The first alleged victim to testify was Rufus Kpadeh, a 37-year-old farmer from northeast Liberia. He recalled in Liberian English that over two months in 1999 he was bound, beaten and forcibly sodomized and had plastic melted onto his flesh at Gbatala base, a quarry used by Taylor's unit as a training facility. Until two weeks ago, Kpadeh had never traveled out of Liberia nor been on an airplane.
He told the court that Taylor had ordered an Anti-Terrorist Unit officer, David Kampari, to "cut his nuts."
"I felt very bad," Kpadeh said. "I felt as if I was losing my life."
But after Kpadeh's testimony wrapped up for the day, the cultural obstacles to the prosecution's case became immediately apparent. Judge Cecilia Altonaga told the prosecution, "I'm understanding about 50% of what's being said." A core issue the jury will face is not only whether these acts happened but if they actually constitute torture.

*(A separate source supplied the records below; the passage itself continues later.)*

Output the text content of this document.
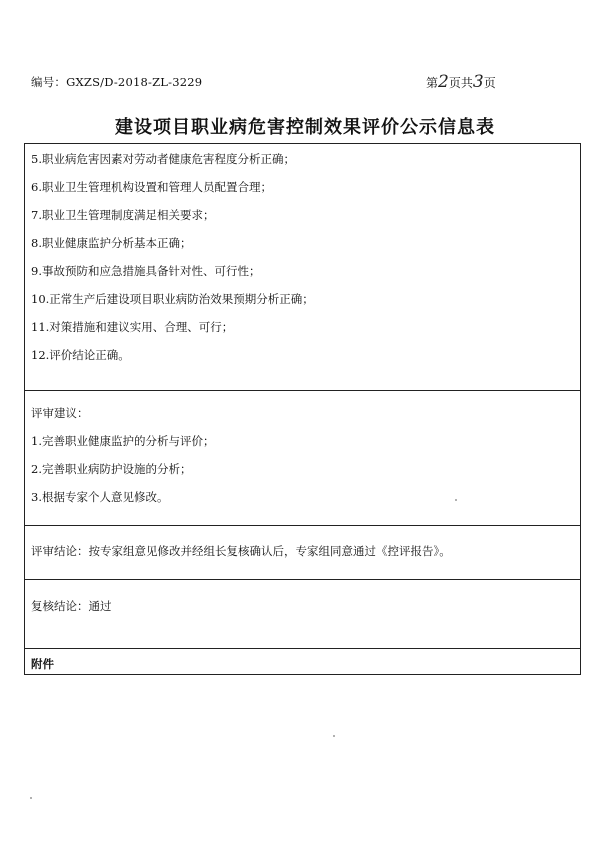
编号：GXZS/D-2018-ZL-3229	第2页共3页
建设项目职业病危害控制效果评价公示信息表
5.职业病危害因素对劳动者健康危害程度分析正确；
6.职业卫生管理机构设置和管理人员配置合理；
7.职业卫生管理制度满足相关要求；
8.职业健康监护分析基本正确；
9.事故预防和应急措施具备针对性、可行性；
10.正常生产后建设项目职业病防治效果预期分析正确；
11.对策措施和建议实用、合理、可行；
12.评价结论正确。
评审建议：
1.完善职业健康监护的分析与评价；
2.完善职业病防护设施的分析；
3.根据专家个人意见修改。
评审结论：按专家组意见修改并经组长复核确认后，专家组同意通过《控评报告》。
复核结论：通过
附件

The question of what defines torture in the statute under which Taylor is being tried has been an issue for the Bush Administration since 2002, when the CIA sought clarification from the White House on the legality under the same law of certain "enhanced interrogation methods." In what became known as the Bybee Memo, John Yoo of the Office of Legal Counsel wrote that to constitute torture, the pain inflicted on a detainee "must be equivalent in intensity to the pain accompanying serious physical injury, such as organ failure, impairment of bodily function, or even death."

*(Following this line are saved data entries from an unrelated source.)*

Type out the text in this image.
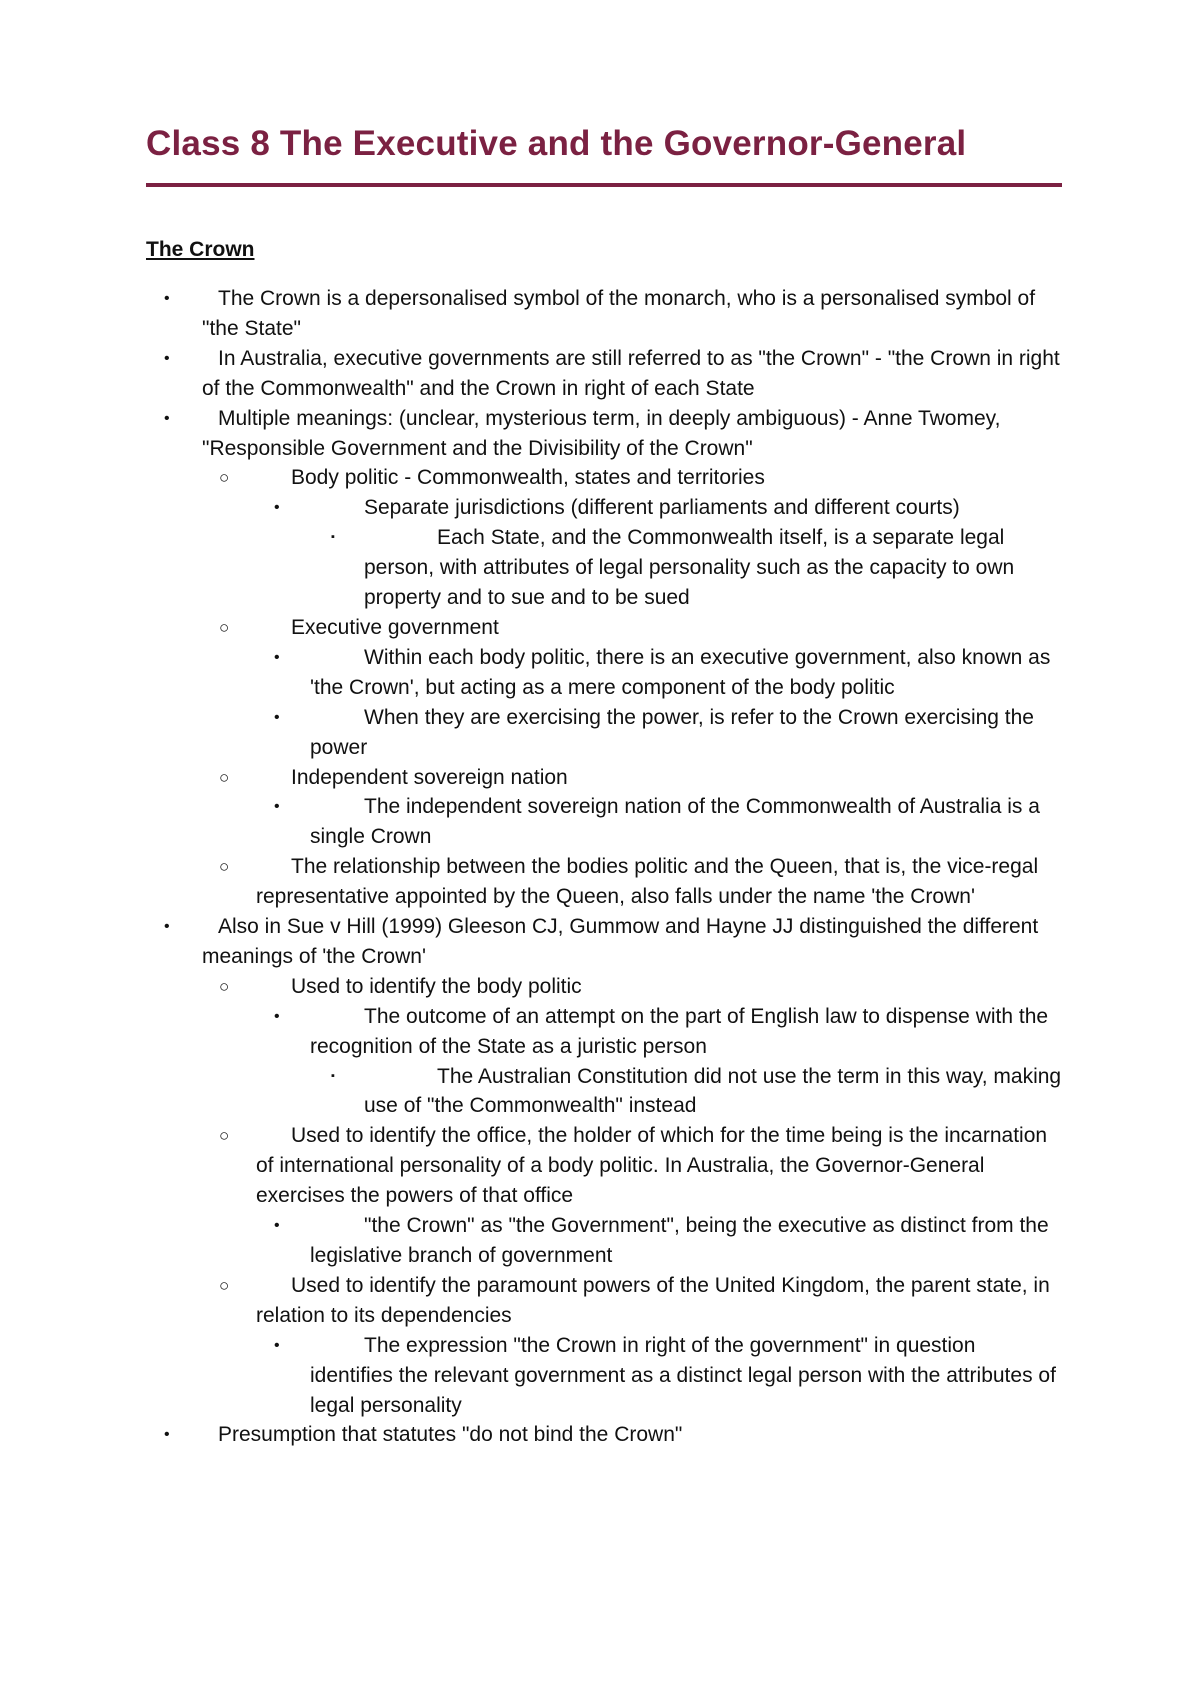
Class 8 The Executive and the Governor-General
The Crown
• The Crown is a depersonalised symbol of the monarch, who is a personalised symbol of "the State"
• In Australia, executive governments are still referred to as "the Crown" - "the Crown in right of the Commonwealth" and the Crown in right of each State
• Multiple meanings: (unclear, mysterious term, in deeply ambiguous) - Anne Twomey, "Responsible Government and the Divisibility of the Crown"
○	Body politic - Commonwealth, states and territories
•	Separate jurisdictions (different parliaments and different courts)
▪	Each State, and the Commonwealth itself, is a separate legal person, with attributes of legal personality such as the capacity to own property and to sue and to be sued
○	Executive government
•	Within each body politic, there is an executive government, also known as 'the Crown', but acting as a mere component of the body politic
•	When they are exercising the power, is refer to the Crown exercising the power
○	Independent sovereign nation
•	The independent sovereign nation of the Commonwealth of Australia is a single Crown
○	The relationship between the bodies politic and the Queen, that is, the vice-regal representative appointed by the Queen, also falls under the name 'the Crown'
• Also in Sue v Hill (1999) Gleeson CJ, Gummow and Hayne JJ distinguished the different meanings of 'the Crown'
○	Used to identify the body politic
•	The outcome of an attempt on the part of English law to dispense with the recognition of the State as a juristic person
▪	The Australian Constitution did not use the term in this way, making use of "the Commonwealth" instead
○	Used to identify the office, the holder of which for the time being is the incarnation of international personality of a body politic. In Australia, the Governor-General exercises the powers of that office
•	"the Crown" as "the Government", being the executive as distinct from the legislative branch of government
○	Used to identify the paramount powers of the United Kingdom, the parent state, in relation to its dependencies
•	The expression "the Crown in right of the government" in question identifies the relevant government as a distinct legal person with the attributes of legal personality
• Presumption that statutes "do not bind the Crown"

Though the Bush Administration has since distanced itself from those conclusions, the Bybee Memo resurfaced in Taylor's trial when his defense lawyers attached a copy of the memo to proposed jury instructions in the case.
But Morton Sklar, executive director of world organization for Human Rights USA, a group representing one of the witnesses, said the Bybee Memo had been an attempt to bypass international torture-treaty standards in the context of the war on terrorism and that Yoo's interpretation of the law "was way out of kilter with what the international standards require."
Taylor faces life in prison if convicted. But human-rights advocates are hoping that whatever its outcome, Taylor's case won't be an isolated event but instead will signal an expansion of international human-rights prosecutions in American courts.